No more time to waste

As NGOs and investigative journalists have dug deeper and exposed their tricks, big corporations – and the network of organisations they support – have become ever more sophisticated in their deception. They hide behind nice-sounding commitments and put seemingly significant resources towards solutions – but, as this report shows, much of this is smoke and mirrors. The vast majority of their commitments focus on recyclability and recycling, but they fight against proven solutions that would actually deliver these at scale. Many materials – not just plastic – can be recycled (and reused), and the industry could switch to those types of packaging, in combination with deposit systems that would enable consumers to return them. Instead of embracing these solutions, the industry has increased the quantity of cheap flexible and multi-layered plastics (such as wraps and pouches) that are impossible to recycle, and is now trying to push unproven and harmful chemical recycling as a ‘solution’. When chemical recycling inevitably fails, the world will have lost several more decades of potential meaningful action on plastic pollution.
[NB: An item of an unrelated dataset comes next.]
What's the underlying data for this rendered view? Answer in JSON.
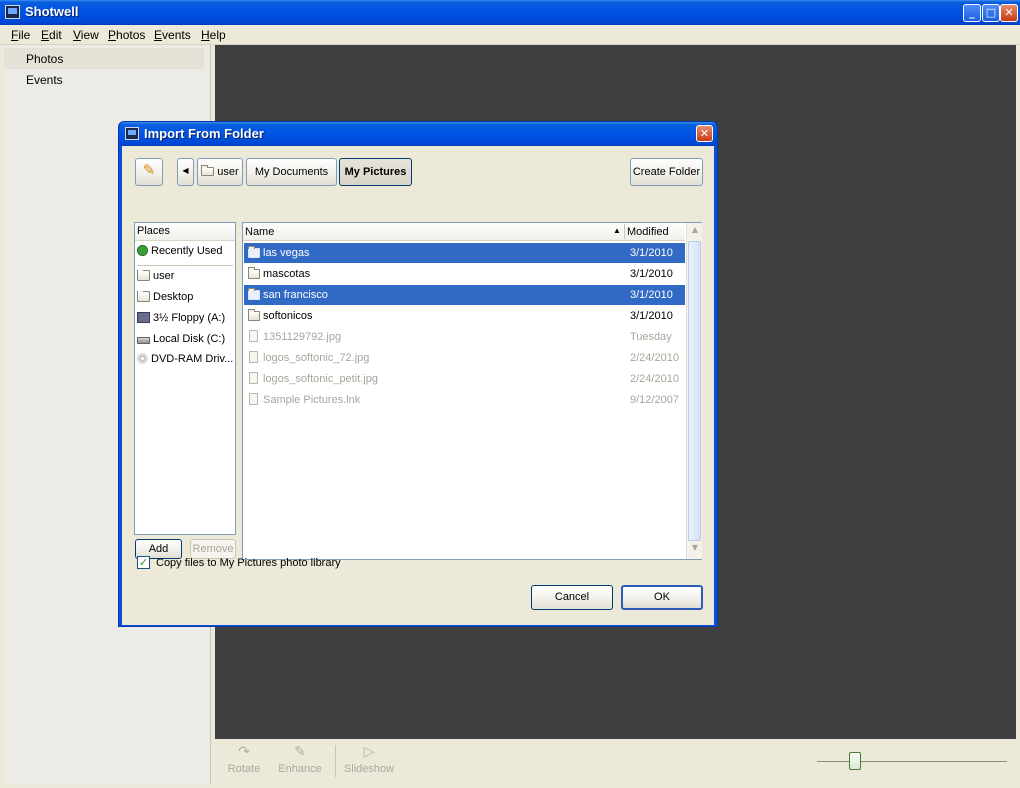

The findings of this report are, without a doubt, just the tip of the iceberg. However, they give an insight into how the industry operates – quickly mobilising to stop any attempt to regulate or restrict the use of plastics, vigorously lobbying against legislation, greenwashing via commitments that focus on end-of-pipe solutions, and shifting responsibility on consumers.

Our plastic-clogged oceans and rivers alone bear witness to the categorical failure of years of voluntary approaches, and show the urgent need to introduce robust legislation and mandatory mechanisms to draw back the tide of plastic pollution. Mandatory collection, in combination with recycled-content targets, is a proven method to reduce plastic pollution and virgin-plastic production and to incentivise product redesign. DRS, in particular, has a track record of achievement – and is a low-hanging-fruit opportunity to help set countries on a path of greater reuse and circularity. Until companies up their game, call for mandatory collection and producer responsibility, and stop delaying and derailing legislation and distracting from their true accountability for the plastics crisis, they are doing no more than talking trash.